1.5.2.1. Basic Constructor

cuObjServer(const char* ip, unsigned short port, unsigned proto);

Creates a server object with default RDMA tunables and starts the RDMA session.

Parameters:

• ip: Server endpoint address string.

• port: Server port.

• proto: RDMA descriptor protocol. Use CUOBJ_PROTO_RDMA_DC_V1.

Notes:

• Check isConnected() after construction.

• A failed session start does not prevent object construction. Use isConnected() to report readiness.

• Current behavior does not validate unsupported proto values.

1.5.2.2. Constructor With Tunables

cuObjServer(const char* ip, unsigned short port, unsigned proto,
            cuObjRDMATunable params);

Creates a server object with caller-provided RDMA tunables and starts the RDMA session.

Parameters:

• ip: Server endpoint address string.

• port: Server port.

• proto: RDMA descriptor protocol. Use CUOBJ_PROTO_RDMA_DC_V1.

• params: RDMA tunables copied into the server before session start.

1.5.2.3. Default Constructor

cuObjServer() = default;

The endpoint constructors above are the application-facing construction path. Applications should construct cuObjServer with ip, port, and proto, then check isConnected().
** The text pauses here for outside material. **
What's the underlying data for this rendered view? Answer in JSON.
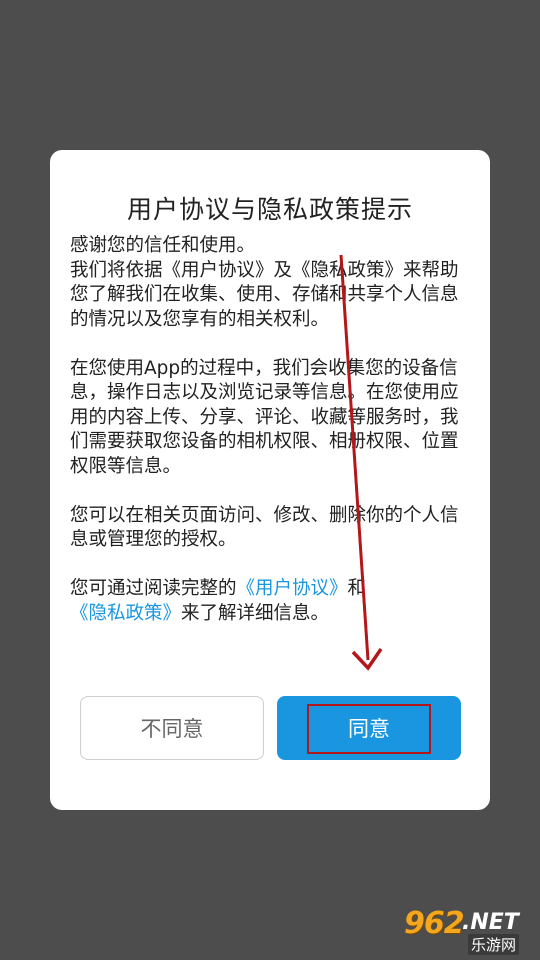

1.5.3. Memory Management APIs

1.5.3.1. allocHostBuffer()

void* allocHostBuffer(size_t size);

Allocates host memory aligned to the system page size.

Parameters:

• size: Allocation size in bytes.

Returns:

• Pointer to the allocated buffer on success.

• nullptr when size == 0 or allocation fails.

Notes:

• The returned memory should be released with free().

• This API is optional. Applications may register their own host memory.

1.5.3.2. registerBuffer() for a Single Buffer

struct rdma_buffer* registerBuffer(void* ptr, size_t size);

Registers a contiguous host buffer.

Parameters:

• ptr: Host memory start address.

• size: Buffer size in bytes.

Returns:

• Opaque RDMA buffer handle on success.

• nullptr on failure.

Failure cases:

• Server RDMA device is not available.

• ptr == nullptr.

• size == 0.

• Buffer registration fails.

Notes:

• The memory must remain valid until deRegisterBuffer() is called.

• The returned struct rdma_buffer* is an opaque handle for cuObjServer APIs.

• Server registration supports host memory.

1.5.3.3. registerBuffer() for a Scatter-Gather List

struct rdma_buffer* registerBuffer(
    std::vector<cuObjScatterGatherEntry_t> sglist);

Registers a scatter-gather list of host buffers.

Parameters:

• sglist: Vector of scatter-gather entries.

Returns:

• Opaque RDMA buffer handle on success.

• nullptr on failure.

Failure cases:

• Server RDMA device is not available.

• sglist is empty.

• sglist.size() > 10.

• Any entry has addr == nullptr.

• Any entry has size == 0.

• Allocation or registration fails.

Notes:

• The maximum number of entries is 10.

• All entries must remain valid until deRegisterBuffer() is called.

• For a registered scatter-gather buffer with more than one entry, handleGetObject() and handlePutObject() treat nonzero local_offset as 0.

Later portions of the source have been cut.